Mestre Kapela expõe internacionalmente desde 1995, e, como refere Dominick Tanner, director-geral do ELA – Espaço Luanda Arte: “Infelizmente, no dia do anúncio do prémio, o Kapela Paulo deu entrada na Clínica Endiama com teste positivo da Covid-19.”

No site Buala, podemos ler como era o atelier do Mestre Paulo Kapela, “no qual só entra quem souber como chamá-lo numa entrada quase invisível. Ao aceder ao seu atelier, parece que se chega a um outro mundo, mas também a uma espécie de igreja. (…) O espaço de Kapela é preenchido por arranjos surreais de coisas encontradas na rua, usando inimagináveis elementos para criar representações de seu universo interior, que combina a filosofia Bantu, o Catolicismo, o Rastafarianismo e iconografias socialistas com um forte sentido de louvor à cultura local. Elementos profanos, por exemplo anúncios publicitários, são colocados ao lado de objectos religiosos tais como crucifixos e velas. Entre as obras de arte há muitos quadros de vários tamanhos, fabricados ao estilo da escola de Brazzaville Poto-Poto, onde Kapela trabalhou antes de vir para Luanda.
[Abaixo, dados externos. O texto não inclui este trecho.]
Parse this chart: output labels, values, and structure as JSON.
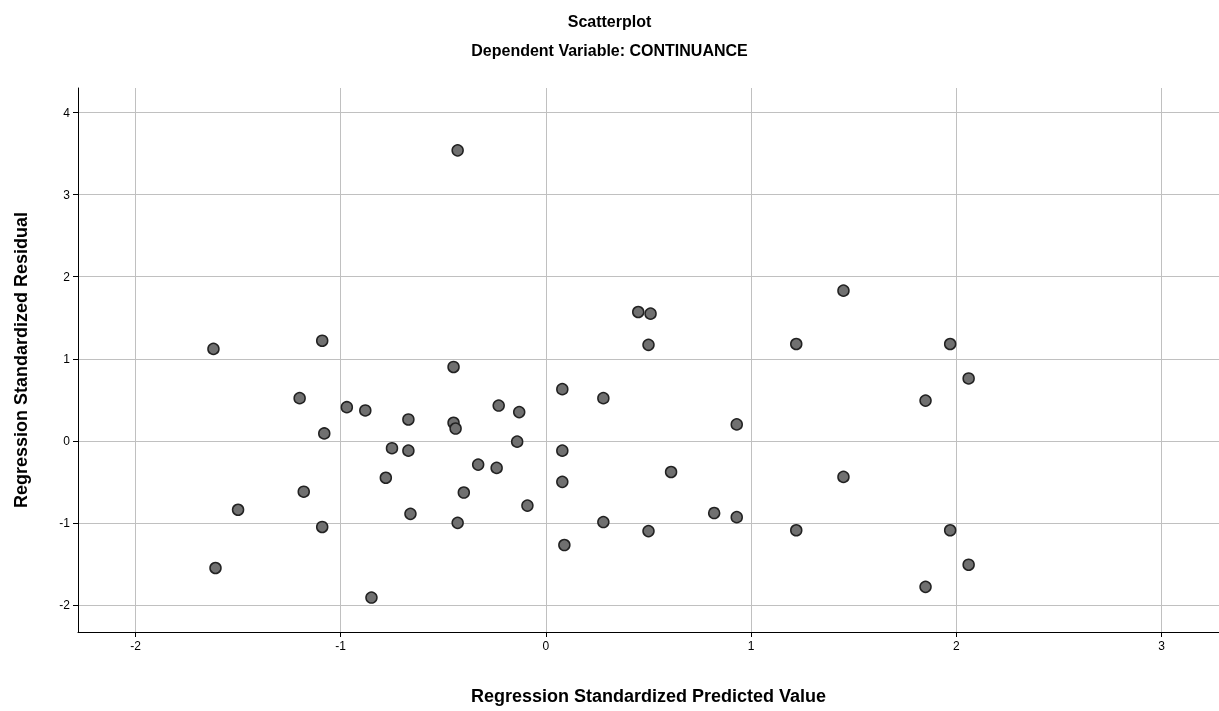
{
  "chart_data": {
    "type": "scatter",
    "title": "Scatterplot",
    "subtitle": "Dependent Variable: CONTINUANCE",
    "xlabel": "Regression Standardized Predicted Value",
    "ylabel": "Regression Standardized Residual",
    "x": [
      -1.62,
      -1.61,
      -1.5,
      -1.09,
      -1.2,
      -1.08,
      -1.18,
      -1.09,
      -0.97,
      -0.88,
      -0.85,
      -0.75,
      -0.78,
      -0.67,
      -0.67,
      -0.66,
      -0.45,
      -0.45,
      -0.44,
      -0.43,
      -0.43,
      -0.4,
      -0.33,
      -0.24,
      -0.23,
      -0.13,
      -0.14,
      -0.09,
      0.08,
      0.08,
      0.08,
      0.09,
      0.28,
      0.28,
      0.45,
      0.51,
      0.5,
      0.5,
      0.61,
      0.82,
      0.93,
      0.93,
      1.22,
      1.22,
      1.45,
      1.45,
      1.85,
      1.85,
      1.97,
      1.97,
      2.06,
      2.06
    ],
    "values": [
      1.12,
      -1.55,
      -0.84,
      1.22,
      0.52,
      0.09,
      -0.62,
      -1.05,
      0.41,
      0.37,
      -1.91,
      -0.09,
      -0.45,
      0.26,
      -0.12,
      -0.89,
      0.9,
      0.22,
      0.15,
      3.54,
      -1.0,
      -0.63,
      -0.29,
      -0.33,
      0.43,
      0.35,
      -0.01,
      -0.79,
      0.63,
      -0.12,
      -0.5,
      -1.27,
      0.52,
      -0.99,
      1.57,
      1.55,
      1.17,
      -1.1,
      -0.38,
      -0.88,
      0.2,
      -0.93,
      1.18,
      -1.09,
      1.83,
      -0.44,
      0.49,
      -1.78,
      1.18,
      -1.09,
      0.76,
      -1.51
    ],
    "color": "#707070",
    "marker": "circle",
    "grid": true,
    "xlim": [
      -2.28,
      3.28
    ],
    "xticks": [
      -2,
      -1,
      0,
      1,
      2,
      3
    ],
    "ylim": [
      -2.33,
      4.3
    ],
    "yticks": [
      -2,
      -1,
      0,
      1,
      2,
      3,
      4
    ]
  }
}
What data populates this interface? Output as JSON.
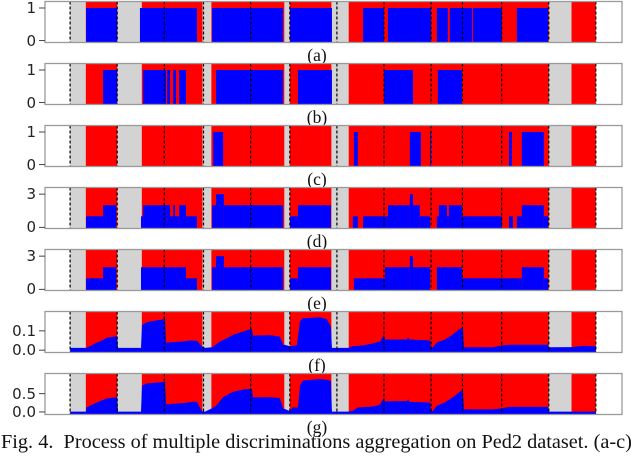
{
  "chart_data": {
    "type": "area",
    "title": "",
    "caption": "Fig. 4.  Process of multiple discriminations aggregation on Ped2 dataset. (a-c)",
    "xlabel": "",
    "ylabel": "",
    "xlim": [
      -96,
      2110
    ],
    "grid": false,
    "legend": null,
    "colors": {
      "score": "#0000ff",
      "abnormal": "#ff0000",
      "normal": "#d3d3d3",
      "boundary": "#000000",
      "frame": "#9a9a9a"
    },
    "video_boundaries": [
      0,
      180,
      360,
      510,
      690,
      840,
      1020,
      1200,
      1380,
      1500,
      1650,
      1830,
      2010
    ],
    "normal_spans": [
      [
        0,
        60
      ],
      [
        180,
        274
      ],
      [
        506,
        540
      ],
      [
        819,
        840
      ],
      [
        999,
        1065
      ],
      [
        1830,
        1917
      ]
    ],
    "abnormal_spans": [
      [
        60,
        180
      ],
      [
        274,
        506
      ],
      [
        540,
        819
      ],
      [
        840,
        999
      ],
      [
        1065,
        1830
      ],
      [
        1917,
        2010
      ]
    ],
    "panels": [
      {
        "label": "(a)",
        "type": "step",
        "ylim": [
          -0.06,
          1.2
        ],
        "yticks": [
          {
            "value": 0,
            "label": "0"
          },
          {
            "value": 1,
            "label": "1"
          }
        ],
        "segments": [
          [
            61,
            180,
            1
          ],
          [
            267,
            485,
            1
          ],
          [
            543,
            814,
            1
          ],
          [
            841,
            1001,
            1
          ],
          [
            1120,
            1200,
            1
          ],
          [
            1215,
            1380,
            1
          ],
          [
            1402,
            1444,
            1
          ],
          [
            1452,
            1536,
            1
          ],
          [
            1540,
            1651,
            1
          ],
          [
            1708,
            1827,
            1
          ]
        ]
      },
      {
        "label": "(b)",
        "type": "step",
        "ylim": [
          -0.06,
          1.2
        ],
        "yticks": [
          {
            "value": 0,
            "label": "0"
          },
          {
            "value": 1,
            "label": "1"
          }
        ],
        "segments": [
          [
            126,
            180,
            1
          ],
          [
            279,
            367,
            1
          ],
          [
            371,
            382,
            1
          ],
          [
            394,
            405,
            1
          ],
          [
            417,
            443,
            1
          ],
          [
            558,
            814,
            1
          ],
          [
            871,
            1001,
            1
          ],
          [
            1200,
            1311,
            1
          ],
          [
            1406,
            1498,
            1
          ]
        ]
      },
      {
        "label": "(c)",
        "type": "step",
        "ylim": [
          -0.06,
          1.2
        ],
        "yticks": [
          {
            "value": 0,
            "label": "0"
          },
          {
            "value": 1,
            "label": "1"
          }
        ],
        "segments": [
          [
            547,
            585,
            1
          ],
          [
            1085,
            1100,
            1
          ],
          [
            1299,
            1341,
            1
          ],
          [
            1376,
            1380,
            1
          ],
          [
            1678,
            1689,
            1
          ],
          [
            1727,
            1811,
            1
          ]
        ]
      },
      {
        "label": "(d)",
        "type": "step",
        "ylim": [
          -0.1,
          3.6
        ],
        "yticks": [
          {
            "value": 0,
            "label": "0"
          },
          {
            "value": 3,
            "label": "3"
          }
        ],
        "segments": [
          [
            61,
            126,
            1
          ],
          [
            126,
            176,
            2
          ],
          [
            271,
            279,
            1
          ],
          [
            279,
            367,
            2
          ],
          [
            367,
            382,
            2
          ],
          [
            382,
            394,
            1
          ],
          [
            394,
            401,
            2
          ],
          [
            401,
            417,
            1
          ],
          [
            417,
            443,
            2
          ],
          [
            443,
            485,
            1
          ],
          [
            543,
            558,
            2
          ],
          [
            558,
            588,
            3
          ],
          [
            588,
            814,
            2
          ],
          [
            841,
            871,
            1
          ],
          [
            871,
            997,
            2
          ],
          [
            1081,
            1100,
            1
          ],
          [
            1120,
            1215,
            1
          ],
          [
            1215,
            1299,
            2
          ],
          [
            1299,
            1311,
            3
          ],
          [
            1311,
            1337,
            2
          ],
          [
            1337,
            1376,
            1
          ],
          [
            1402,
            1410,
            1
          ],
          [
            1410,
            1441,
            2
          ],
          [
            1441,
            1448,
            1
          ],
          [
            1448,
            1498,
            2
          ],
          [
            1498,
            1651,
            1
          ],
          [
            1678,
            1693,
            1
          ],
          [
            1708,
            1727,
            1
          ],
          [
            1727,
            1811,
            2
          ],
          [
            1811,
            1827,
            1
          ]
        ]
      },
      {
        "label": "(e)",
        "type": "step",
        "ylim": [
          -0.1,
          3.6
        ],
        "yticks": [
          {
            "value": 0,
            "label": "0"
          },
          {
            "value": 3,
            "label": "3"
          }
        ],
        "segments": [
          [
            61,
            126,
            1
          ],
          [
            126,
            176,
            2
          ],
          [
            271,
            443,
            2
          ],
          [
            443,
            485,
            1
          ],
          [
            543,
            558,
            2
          ],
          [
            558,
            588,
            3
          ],
          [
            588,
            814,
            2
          ],
          [
            841,
            871,
            1
          ],
          [
            871,
            997,
            2
          ],
          [
            1085,
            1204,
            1
          ],
          [
            1204,
            1299,
            2
          ],
          [
            1299,
            1311,
            3
          ],
          [
            1311,
            1376,
            2
          ],
          [
            1402,
            1498,
            2
          ],
          [
            1498,
            1727,
            1
          ],
          [
            1727,
            1811,
            2
          ],
          [
            1811,
            1827,
            1
          ]
        ]
      },
      {
        "label": "(f)",
        "type": "line",
        "ylim": [
          -0.012,
          0.2
        ],
        "yticks": [
          {
            "value": 0.0,
            "label": "0.0"
          },
          {
            "value": 0.1,
            "label": "0.1"
          }
        ],
        "points": [
          [
            0,
            0.012
          ],
          [
            61,
            0.012
          ],
          [
            76,
            0.02
          ],
          [
            103,
            0.04
          ],
          [
            122,
            0.05
          ],
          [
            141,
            0.065
          ],
          [
            180,
            0.072
          ],
          [
            183,
            0.012
          ],
          [
            271,
            0.012
          ],
          [
            275,
            0.13
          ],
          [
            294,
            0.145
          ],
          [
            332,
            0.155
          ],
          [
            363,
            0.16
          ],
          [
            367,
            0.04
          ],
          [
            432,
            0.045
          ],
          [
            459,
            0.05
          ],
          [
            485,
            0.048
          ],
          [
            504,
            0.02
          ],
          [
            516,
            0.012
          ],
          [
            543,
            0.015
          ],
          [
            558,
            0.03
          ],
          [
            573,
            0.045
          ],
          [
            604,
            0.065
          ],
          [
            623,
            0.08
          ],
          [
            669,
            0.1
          ],
          [
            695,
            0.11
          ],
          [
            699,
            0.075
          ],
          [
            764,
            0.078
          ],
          [
            802,
            0.07
          ],
          [
            814,
            0.03
          ],
          [
            841,
            0.02
          ],
          [
            867,
            0.025
          ],
          [
            879,
            0.15
          ],
          [
            890,
            0.165
          ],
          [
            955,
            0.17
          ],
          [
            982,
            0.16
          ],
          [
            997,
            0.12
          ],
          [
            1001,
            0.012
          ],
          [
            1062,
            0.012
          ],
          [
            1081,
            0.02
          ],
          [
            1120,
            0.025
          ],
          [
            1158,
            0.035
          ],
          [
            1185,
            0.045
          ],
          [
            1196,
            0.07
          ],
          [
            1200,
            0.08
          ],
          [
            1204,
            0.055
          ],
          [
            1288,
            0.055
          ],
          [
            1292,
            0.065
          ],
          [
            1299,
            0.055
          ],
          [
            1376,
            0.05
          ],
          [
            1380,
            0.012
          ],
          [
            1387,
            0.015
          ],
          [
            1402,
            0.04
          ],
          [
            1433,
            0.055
          ],
          [
            1452,
            0.07
          ],
          [
            1471,
            0.09
          ],
          [
            1490,
            0.11
          ],
          [
            1502,
            0.12
          ],
          [
            1506,
            0.015
          ],
          [
            1616,
            0.015
          ],
          [
            1651,
            0.025
          ],
          [
            1681,
            0.028
          ],
          [
            1827,
            0.028
          ],
          [
            1830,
            0.015
          ],
          [
            1918,
            0.016
          ],
          [
            1960,
            0.022
          ],
          [
            2010,
            0.02
          ]
        ]
      },
      {
        "label": "(g)",
        "type": "line",
        "ylim": [
          -0.07,
          1.05
        ],
        "yticks": [
          {
            "value": 0.0,
            "label": "0.0"
          },
          {
            "value": 0.5,
            "label": "0.5"
          }
        ],
        "points": [
          [
            0,
            0.01
          ],
          [
            61,
            0.01
          ],
          [
            62,
            0.12
          ],
          [
            103,
            0.26
          ],
          [
            141,
            0.37
          ],
          [
            180,
            0.4
          ],
          [
            183,
            0.01
          ],
          [
            271,
            0.01
          ],
          [
            275,
            0.72
          ],
          [
            294,
            0.78
          ],
          [
            332,
            0.8
          ],
          [
            363,
            0.82
          ],
          [
            367,
            0.21
          ],
          [
            432,
            0.24
          ],
          [
            470,
            0.28
          ],
          [
            485,
            0.27
          ],
          [
            504,
            0.02
          ],
          [
            516,
            0.01
          ],
          [
            543,
            0.1
          ],
          [
            558,
            0.17
          ],
          [
            585,
            0.4
          ],
          [
            604,
            0.48
          ],
          [
            623,
            0.55
          ],
          [
            669,
            0.62
          ],
          [
            695,
            0.63
          ],
          [
            699,
            0.4
          ],
          [
            764,
            0.4
          ],
          [
            802,
            0.38
          ],
          [
            814,
            0.1
          ],
          [
            841,
            0.02
          ],
          [
            850,
            0.12
          ],
          [
            871,
            0.12
          ],
          [
            879,
            0.72
          ],
          [
            890,
            0.86
          ],
          [
            955,
            0.9
          ],
          [
            982,
            0.88
          ],
          [
            997,
            0.85
          ],
          [
            1001,
            0.01
          ],
          [
            1062,
            0.01
          ],
          [
            1081,
            0.03
          ],
          [
            1100,
            0.12
          ],
          [
            1158,
            0.15
          ],
          [
            1185,
            0.2
          ],
          [
            1196,
            0.35
          ],
          [
            1200,
            0.37
          ],
          [
            1204,
            0.29
          ],
          [
            1288,
            0.3
          ],
          [
            1292,
            0.35
          ],
          [
            1299,
            0.27
          ],
          [
            1376,
            0.26
          ],
          [
            1380,
            0.01
          ],
          [
            1387,
            0.03
          ],
          [
            1402,
            0.17
          ],
          [
            1433,
            0.26
          ],
          [
            1452,
            0.35
          ],
          [
            1471,
            0.44
          ],
          [
            1490,
            0.55
          ],
          [
            1502,
            0.6
          ],
          [
            1506,
            0.07
          ],
          [
            1616,
            0.07
          ],
          [
            1651,
            0.1
          ],
          [
            1681,
            0.14
          ],
          [
            1827,
            0.14
          ],
          [
            1830,
            0.01
          ],
          [
            2010,
            0.01
          ]
        ]
      }
    ]
  }
}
Mas o que realmente chama a atenção são as inúmeras colagens, retratando personalidades da vida de todos os dias, mas também políticos e pessoas da mídia internacional.”
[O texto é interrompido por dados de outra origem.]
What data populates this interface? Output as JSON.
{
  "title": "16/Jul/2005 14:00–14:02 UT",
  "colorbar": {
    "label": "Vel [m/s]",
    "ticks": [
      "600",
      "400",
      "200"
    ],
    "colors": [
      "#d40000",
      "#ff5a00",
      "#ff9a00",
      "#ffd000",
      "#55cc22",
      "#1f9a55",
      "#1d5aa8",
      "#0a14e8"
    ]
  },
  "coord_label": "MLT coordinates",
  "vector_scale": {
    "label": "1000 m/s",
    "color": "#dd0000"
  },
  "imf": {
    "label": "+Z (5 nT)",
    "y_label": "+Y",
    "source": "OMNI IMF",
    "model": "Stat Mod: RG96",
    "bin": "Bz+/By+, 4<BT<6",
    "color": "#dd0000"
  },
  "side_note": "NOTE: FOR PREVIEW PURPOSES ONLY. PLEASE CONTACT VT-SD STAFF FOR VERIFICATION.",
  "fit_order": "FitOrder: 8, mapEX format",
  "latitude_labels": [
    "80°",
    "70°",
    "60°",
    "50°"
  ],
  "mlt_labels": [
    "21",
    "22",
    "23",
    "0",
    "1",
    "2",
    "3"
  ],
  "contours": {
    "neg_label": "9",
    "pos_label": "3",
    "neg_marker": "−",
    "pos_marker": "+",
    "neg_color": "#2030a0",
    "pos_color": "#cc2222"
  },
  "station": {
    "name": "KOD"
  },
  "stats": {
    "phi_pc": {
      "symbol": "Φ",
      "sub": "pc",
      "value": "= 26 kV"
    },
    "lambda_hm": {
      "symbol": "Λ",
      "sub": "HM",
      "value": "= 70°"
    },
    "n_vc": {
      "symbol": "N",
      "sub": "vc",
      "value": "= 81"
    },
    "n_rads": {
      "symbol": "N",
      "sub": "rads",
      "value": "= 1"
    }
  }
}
Autodidacta, Paulo Kapela começou a pintar em 1960 na Escola POTO-POTO (Brazzaville – República do Congo). Fixou-se em Luanda em 1996. A sua marginalidade, impulsionada pelo facto de não dominar o português numa Luanda arreigada a hábitos assimilados (expressa-se maioritariamente em kikongo, lingala e francês), pode também estar associada ao estigma que até hoje assalta os angolanos originários das províncias do Zaire e do Uíge.

 

JAZZ

O pintor e desenhista Paulo Jazz, nascido em Luanda, em 1957, co-fundador da UNAP, desenvolveu o seu trabalho baseado na corrente artística cubista, tendo conquistado prémios relevantes dentro e fora do país, com destaque para o do Centro Internacional de Civilizações Bantu (CICIBA).
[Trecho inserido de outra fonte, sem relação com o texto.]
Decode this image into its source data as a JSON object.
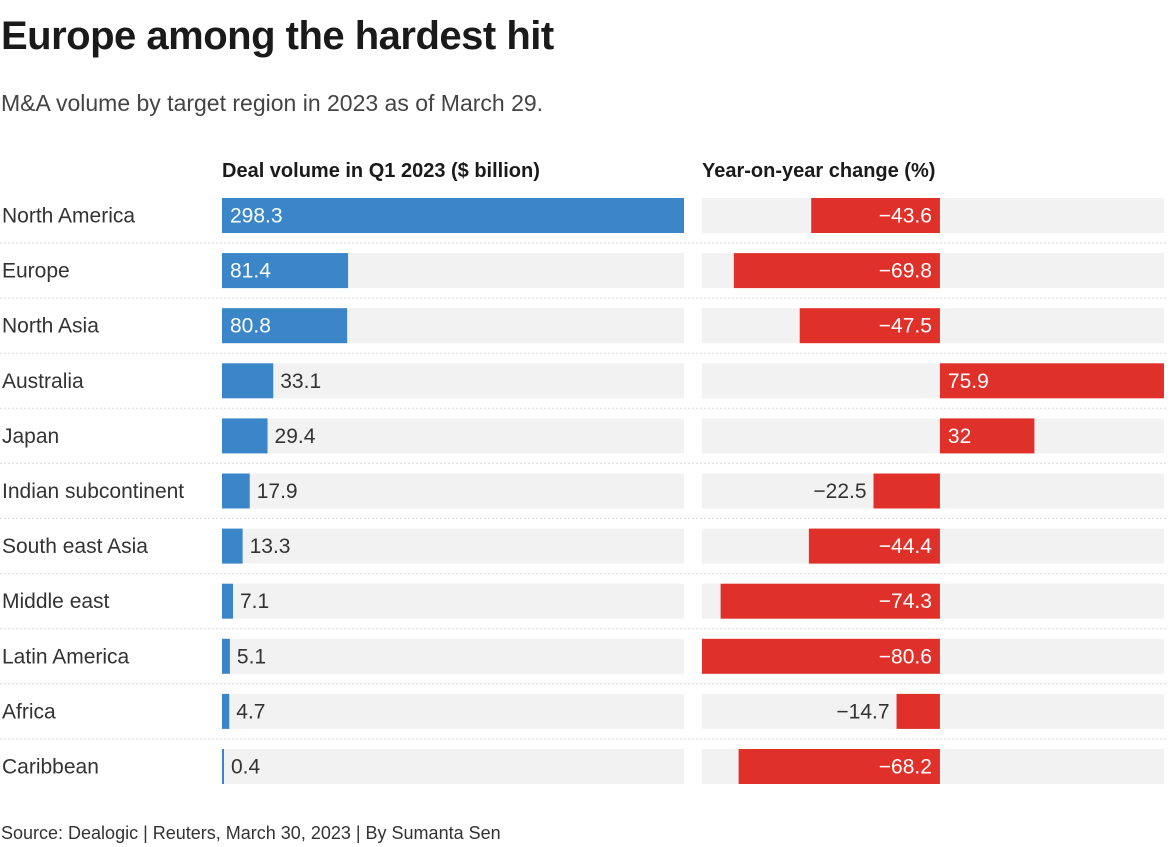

Sobre este outro Paulo, o artista plástico angolano Kidá escreveu: “As suas belas e interessantes obras pictóricas figuram em grandes galerias e coleccionadores de Arte do país e no mundo, sendo, por isso mesmo, uma referência incontornável da plasticidade angolana, recomendável para estudos nas Escolas de Arte de Angola. Nos últimos anos, o malogrado Paulo Jazz fixara residência nas ruínas da UNAP, onde tinha um ateliê, que lhe servia de suporte para as suas criações artísticas! Admirado por muitos, mas também incompreendido por outros tantos, eu tive uma relação de proximidade profissional aceitável, pois tive o privilégio de muito frequentar o seu espaço de trabalho, onde tinha de tudo um pouco, desde telas acabadas e por pintar, objectos de trabalho e pessoais, enfim, até colecção de discos long play, com predominância para os estilos rock’n’roll e reggae, estilos musicais que ele muito adorava! (…) Paulo Jazz passou por dificuldades extremas de vida, onde telas que em situação normal valeriam alguma fortuna, mas por uma questão de sobrevivência, teve que se desfazer de certas obras pictóricas, vendendo-as a determinados compradores, ao desbarato! Não tinha outra saída! Tinha que continuar a viver.”

 

CAPELA SEM CULTO

Naquela capela do edifício secular onde até pés de mulemba crescem no frontispício, nem a própria UNAC, vizinha de porta dos malogrados, conseguiu dar uma mão a estas duas toupeiras da Arte angolana.

A pintura e os desenhos de Kapela faziam lembrar um templo esotérico. Algo de místico exalava da arrumação dos quadros no rectângulo do pequeno vão do prédio da UNAC.

O traço de Paulo andou meio fugidio dos velhos pormenores de tipo jazz do início de carreira.

A ambos faltou-lhes a paciente entrega de um guru capaz de lhes despertar o fio da vida. Que, segundo o iogui indiano Vivekenanda, está no controle da respiração. Tal como as vidas deles, os seus funerais foram obscuros. Um, por causa da Covid-19. O outro, por causa da saliência tresloucada do olhar sob a farta cabeleira.